A surge in coronavirus cases in Arkansas does not appear connected to the reopening of the state’s businesses, Gov. Asa Hutchinson said Friday in announcing that the reopening would continue as planned.
Hutchinson said contact tracing by Dr. Nathaniel Smith, the state’s health secretary, found minimal numbers of people infected who had gone to restaurants, churches, hotels and other businesses that were recently allowed to reopen with with capacity limits and social distancing restrictions.
“We're not seeing a connectivity between the business that we're doing, the lifting of restrictions, and the number of new cases that we have,” Hutchinson said.
Hutchinson said there are 239 additional cases of the virus and nine more deaths due to COVID-19, the disease caused by the virus, bringing the totals to at least 6,777 cases and 132 deaths.
The true number is likely higher because many people have not been tested, and studies suggest people can be infected and not feel sick.
The rising number of cases continues to be driven by an increase in northwestern Arkansas. Both Hutchinson and Smith said the increase is largely due to increased testing, particularly of those with no symptoms of the virus.
“We are testing more because we're testing asymptomatic individuals now and we're testing younger individuals ... we're finding more cases. We're making those tests available to a wider number of individuals,” Smith said.
Hutchinson also said campgrounds and bathhouses at state parks will reopen Monday, with social distancing requirements and a recommendation to wear masks.
For most people, the new coronavirus causes mild or moderate symptoms, such as fever and cough that clear up in two to three weeks. For some, especially older adults and people with existing health problems, it can cause more severe illness, including pneumonia, and death.
Hutchinson said the key to slowing the spread of the virus is residents wearing masks, washing their hands and social distancing.

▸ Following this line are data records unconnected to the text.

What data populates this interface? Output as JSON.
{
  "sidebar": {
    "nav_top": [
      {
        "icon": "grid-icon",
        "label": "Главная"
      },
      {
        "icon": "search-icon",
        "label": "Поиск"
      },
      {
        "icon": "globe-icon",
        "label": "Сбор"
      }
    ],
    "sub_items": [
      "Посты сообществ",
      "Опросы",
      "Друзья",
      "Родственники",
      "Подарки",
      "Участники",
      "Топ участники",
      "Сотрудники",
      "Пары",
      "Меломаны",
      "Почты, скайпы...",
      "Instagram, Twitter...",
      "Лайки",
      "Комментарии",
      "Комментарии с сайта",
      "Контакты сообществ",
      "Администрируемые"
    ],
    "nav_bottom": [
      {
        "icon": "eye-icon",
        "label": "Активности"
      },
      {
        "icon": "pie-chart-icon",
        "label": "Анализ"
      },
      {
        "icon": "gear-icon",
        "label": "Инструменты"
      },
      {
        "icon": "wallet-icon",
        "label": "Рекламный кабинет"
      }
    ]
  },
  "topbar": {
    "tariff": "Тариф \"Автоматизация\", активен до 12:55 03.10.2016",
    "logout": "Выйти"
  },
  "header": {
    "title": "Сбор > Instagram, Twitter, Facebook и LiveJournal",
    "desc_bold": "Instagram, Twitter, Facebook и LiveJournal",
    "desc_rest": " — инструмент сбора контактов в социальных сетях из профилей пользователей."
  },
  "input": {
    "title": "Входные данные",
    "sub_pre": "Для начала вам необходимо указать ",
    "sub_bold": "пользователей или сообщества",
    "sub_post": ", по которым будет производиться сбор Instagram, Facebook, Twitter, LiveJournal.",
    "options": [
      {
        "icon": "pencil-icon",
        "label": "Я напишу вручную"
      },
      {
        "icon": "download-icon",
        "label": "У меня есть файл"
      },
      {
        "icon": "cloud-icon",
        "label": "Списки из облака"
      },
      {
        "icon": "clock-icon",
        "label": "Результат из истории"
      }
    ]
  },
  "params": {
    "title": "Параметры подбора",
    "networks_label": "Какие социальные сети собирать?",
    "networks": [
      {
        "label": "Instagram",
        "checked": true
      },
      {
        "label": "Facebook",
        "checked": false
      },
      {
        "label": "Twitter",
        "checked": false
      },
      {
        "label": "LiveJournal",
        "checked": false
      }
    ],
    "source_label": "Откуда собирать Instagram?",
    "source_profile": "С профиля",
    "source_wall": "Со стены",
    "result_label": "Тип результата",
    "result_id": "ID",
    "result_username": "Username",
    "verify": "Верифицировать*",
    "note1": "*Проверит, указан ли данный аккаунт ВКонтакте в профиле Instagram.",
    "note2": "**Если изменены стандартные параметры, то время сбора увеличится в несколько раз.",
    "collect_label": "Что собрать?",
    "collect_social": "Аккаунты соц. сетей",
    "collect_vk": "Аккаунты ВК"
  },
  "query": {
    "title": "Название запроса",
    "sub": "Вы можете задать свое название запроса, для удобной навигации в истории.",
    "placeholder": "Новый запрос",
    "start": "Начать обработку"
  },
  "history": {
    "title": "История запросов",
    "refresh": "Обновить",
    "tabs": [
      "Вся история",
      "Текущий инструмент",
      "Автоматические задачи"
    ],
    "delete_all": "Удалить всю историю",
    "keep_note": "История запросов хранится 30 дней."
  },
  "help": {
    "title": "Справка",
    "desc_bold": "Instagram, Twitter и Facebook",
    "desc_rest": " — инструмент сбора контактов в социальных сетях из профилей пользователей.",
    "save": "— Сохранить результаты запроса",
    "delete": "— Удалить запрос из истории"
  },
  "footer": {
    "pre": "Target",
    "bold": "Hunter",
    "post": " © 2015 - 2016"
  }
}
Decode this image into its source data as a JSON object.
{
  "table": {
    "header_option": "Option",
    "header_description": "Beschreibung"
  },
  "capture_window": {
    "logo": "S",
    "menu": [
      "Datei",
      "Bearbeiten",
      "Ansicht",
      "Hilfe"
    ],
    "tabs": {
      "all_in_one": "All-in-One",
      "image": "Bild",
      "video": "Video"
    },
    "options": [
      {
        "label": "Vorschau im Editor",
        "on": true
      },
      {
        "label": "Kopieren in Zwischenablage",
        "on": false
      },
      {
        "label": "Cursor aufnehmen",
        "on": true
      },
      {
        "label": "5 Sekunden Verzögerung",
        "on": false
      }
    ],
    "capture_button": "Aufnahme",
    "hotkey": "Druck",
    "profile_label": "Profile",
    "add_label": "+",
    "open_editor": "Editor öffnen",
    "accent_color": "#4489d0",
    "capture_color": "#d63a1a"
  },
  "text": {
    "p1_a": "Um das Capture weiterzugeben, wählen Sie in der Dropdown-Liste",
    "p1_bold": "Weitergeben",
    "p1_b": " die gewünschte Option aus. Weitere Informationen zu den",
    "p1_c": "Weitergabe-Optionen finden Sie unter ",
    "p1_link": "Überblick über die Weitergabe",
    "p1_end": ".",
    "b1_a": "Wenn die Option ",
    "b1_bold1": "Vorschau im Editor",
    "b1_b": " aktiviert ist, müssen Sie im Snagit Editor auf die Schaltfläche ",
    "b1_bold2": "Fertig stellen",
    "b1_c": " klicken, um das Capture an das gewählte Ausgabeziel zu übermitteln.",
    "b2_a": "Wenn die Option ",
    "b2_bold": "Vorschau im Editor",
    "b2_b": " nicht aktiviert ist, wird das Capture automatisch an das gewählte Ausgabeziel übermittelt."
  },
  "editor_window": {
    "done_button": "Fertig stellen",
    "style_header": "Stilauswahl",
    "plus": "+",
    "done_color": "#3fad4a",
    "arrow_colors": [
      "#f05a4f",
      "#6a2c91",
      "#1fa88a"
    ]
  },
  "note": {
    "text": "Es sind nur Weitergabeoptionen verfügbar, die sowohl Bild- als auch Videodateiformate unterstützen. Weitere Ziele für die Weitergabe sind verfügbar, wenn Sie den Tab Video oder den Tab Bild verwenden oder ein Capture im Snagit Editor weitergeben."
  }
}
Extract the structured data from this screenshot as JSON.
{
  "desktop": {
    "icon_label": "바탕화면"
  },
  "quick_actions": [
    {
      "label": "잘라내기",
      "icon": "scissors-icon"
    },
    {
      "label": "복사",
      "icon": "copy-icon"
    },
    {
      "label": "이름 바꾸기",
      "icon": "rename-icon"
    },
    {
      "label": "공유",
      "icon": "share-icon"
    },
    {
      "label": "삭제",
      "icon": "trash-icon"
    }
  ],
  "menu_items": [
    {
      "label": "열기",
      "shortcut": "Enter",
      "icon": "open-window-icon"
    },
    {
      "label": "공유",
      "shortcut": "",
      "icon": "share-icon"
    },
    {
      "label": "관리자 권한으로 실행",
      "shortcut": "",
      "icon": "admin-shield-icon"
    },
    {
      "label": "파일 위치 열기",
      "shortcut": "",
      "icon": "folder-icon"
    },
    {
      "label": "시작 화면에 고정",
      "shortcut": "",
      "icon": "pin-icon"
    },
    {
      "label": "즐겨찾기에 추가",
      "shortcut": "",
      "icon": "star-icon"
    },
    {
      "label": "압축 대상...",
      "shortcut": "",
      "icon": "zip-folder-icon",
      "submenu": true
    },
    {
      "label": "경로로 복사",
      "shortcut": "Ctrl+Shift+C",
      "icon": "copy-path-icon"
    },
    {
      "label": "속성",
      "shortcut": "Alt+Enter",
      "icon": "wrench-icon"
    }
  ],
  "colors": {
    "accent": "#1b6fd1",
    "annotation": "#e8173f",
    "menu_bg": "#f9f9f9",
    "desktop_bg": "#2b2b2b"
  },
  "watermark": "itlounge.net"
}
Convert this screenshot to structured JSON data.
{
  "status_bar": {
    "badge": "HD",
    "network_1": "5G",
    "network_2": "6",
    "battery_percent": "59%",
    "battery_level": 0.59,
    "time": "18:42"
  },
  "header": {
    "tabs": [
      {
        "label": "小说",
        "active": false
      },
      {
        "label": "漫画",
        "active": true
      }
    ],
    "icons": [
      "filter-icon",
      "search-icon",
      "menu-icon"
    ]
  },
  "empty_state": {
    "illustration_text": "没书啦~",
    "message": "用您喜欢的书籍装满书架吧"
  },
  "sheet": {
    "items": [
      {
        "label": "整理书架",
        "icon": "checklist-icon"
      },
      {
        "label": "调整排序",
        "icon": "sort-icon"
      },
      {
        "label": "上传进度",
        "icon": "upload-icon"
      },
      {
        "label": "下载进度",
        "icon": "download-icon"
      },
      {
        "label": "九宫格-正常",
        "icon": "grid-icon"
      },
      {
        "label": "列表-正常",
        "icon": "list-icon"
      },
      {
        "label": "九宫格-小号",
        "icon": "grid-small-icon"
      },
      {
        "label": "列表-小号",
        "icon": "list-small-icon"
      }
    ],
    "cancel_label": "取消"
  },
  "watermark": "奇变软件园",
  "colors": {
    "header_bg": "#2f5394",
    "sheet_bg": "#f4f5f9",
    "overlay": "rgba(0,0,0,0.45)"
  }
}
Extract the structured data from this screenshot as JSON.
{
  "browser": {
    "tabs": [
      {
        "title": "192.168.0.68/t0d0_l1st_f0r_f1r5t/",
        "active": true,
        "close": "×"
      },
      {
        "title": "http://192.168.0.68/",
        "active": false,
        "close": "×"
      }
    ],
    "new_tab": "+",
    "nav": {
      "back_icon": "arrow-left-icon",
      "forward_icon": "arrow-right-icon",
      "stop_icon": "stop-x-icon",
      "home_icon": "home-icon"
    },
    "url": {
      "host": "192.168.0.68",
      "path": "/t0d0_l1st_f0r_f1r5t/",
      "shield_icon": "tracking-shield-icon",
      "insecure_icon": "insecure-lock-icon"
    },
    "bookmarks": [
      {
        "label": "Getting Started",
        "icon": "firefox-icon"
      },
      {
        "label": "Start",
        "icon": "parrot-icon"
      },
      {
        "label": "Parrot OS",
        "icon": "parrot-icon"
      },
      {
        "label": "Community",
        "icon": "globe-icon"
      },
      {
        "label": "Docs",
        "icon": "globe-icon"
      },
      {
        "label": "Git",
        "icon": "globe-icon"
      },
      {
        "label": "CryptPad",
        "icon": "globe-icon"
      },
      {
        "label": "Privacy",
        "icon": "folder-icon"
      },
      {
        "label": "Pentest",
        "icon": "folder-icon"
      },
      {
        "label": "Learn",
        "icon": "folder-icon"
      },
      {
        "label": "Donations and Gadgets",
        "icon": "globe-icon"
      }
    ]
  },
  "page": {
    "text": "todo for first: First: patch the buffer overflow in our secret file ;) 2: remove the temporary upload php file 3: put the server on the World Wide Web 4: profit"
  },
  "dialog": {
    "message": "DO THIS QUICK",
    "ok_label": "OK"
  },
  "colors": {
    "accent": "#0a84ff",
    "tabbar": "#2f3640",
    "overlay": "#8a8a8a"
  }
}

Also Friday, the American Civil Liberties Union of Arkansas called on Hutchinson to issue a moratorium on evictions and utility shutoffs, saying many people can't pay their bills due to the economic downturn related to the virus.
“Even as Arkansas continues to reopen, the economic fallout from this crisis is just beginning and thousands of Arkansans continue to experience layoffs, furloughs, and wage cuts,” said Holly Dickson, ACLU of Arkansas interim executive director. “A statewide moratorium on evictions is critical to preventing a wave of mass evictions that would force many vulnerable Arkansans from their homes and imperil public health.”
Hutchinson has previously called for landlords to behave in a “humanitarian fashion” in working with renters and said he did not think it was proper to stop all proceedings.